18

Let $X$ be a random variable representing the length of full grown scorpions. $X\sim N(\mu=1.96,\sigma^2=0.08^2)$

$a)$

We find,

$p(x\ge 2.20)=p(Z\ge{2.20-\mu\over \sigma})=p(Z\ge{2.20-1.96\over 0.08})=p(Z\ge3)=1-p(Z\le3)=1-0.9987=0.0013$

In percentage, we have $0.0013\times100\%=0.13\%$ of the scorpions have length of 2.20 inches or more.

$b)$

We determine,

$p(x\ge 1.80)=p(Z\ge{1.80-\mu\over \sigma})=p(Z\ge{1.80-1.96\over 0.08})=p(Z\ge-2)=1-p(Z\le-2)=1-0.0228=0.9772$

In percent form, we have $0.9772\times100\%=97.72\%$ of the scorpions have length of at least 1.80 inches.

19

Finding the longest 6 percent of these scorpions is same as calculating the $94^{th}$ percentile.

To determine the value of the $94^{th}$ percentile, we find a value $y$ such that $p(x\lt y)=0.94$. Standardizing,

$p(x\lt y)=p(Z\lt {y-\mu\over \sigma})=p(Z\lt {y-1.96\over 0.08})=0.94$. To solve for the value of $y$, we determine the table value associated with 0.94 given as $Z_{0.94}$ and equate it to ${y-1.96\over0.08}$ . We can write this as,

${y-1.96\over0.08}=Z_{0.94}$. From the standard normal tables, $Z_{0.94}= 1.554774$

Therefore,

${y-1.96\over0.08}=1.554774\implies y=1.96+0.1244=2.0845$

Thus, above the value $y=2.0845$ inches is where we will find the longest 6 percent of these scorpions.

20

$\mu=104.5\\N=4000\\\sigma=13.9$

We find,

$p(95\lt x\lt 110)=p({95-104.5\over 13.9}\lt Z\lt{110-104.5\over 13.9})=p(-0.68\lt Z\lt 0.40)=\phi(0.40)-\phi(-0.68)=0.6554-0.2483=0.4071$

Having found the probability of the employees suitable for the job, we then multiply this probability by $N$ to find the number of employees suitable for this job.

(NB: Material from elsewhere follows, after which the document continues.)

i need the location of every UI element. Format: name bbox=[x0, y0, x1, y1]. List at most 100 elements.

So, the number of employees suitable for the job is $0.4071\times 4000=1628.4\approx 1629$.

Therefore, on the basis of IQ alone, the number of employees suitable for this job is approximately 1629 employees.

21

$a)$

To find $\chi^2_{0.025}$ when df = 15, we use the the chi-square tables.

From the tables, $\chi^2_{{0.025},15}=27.484$

$b)$

Same as part a above, $\chi^2_{{0.01},7}=18.4753$

$c)$

$\chi^2_{{0.05},24}=36.4151$ from chi-square tables.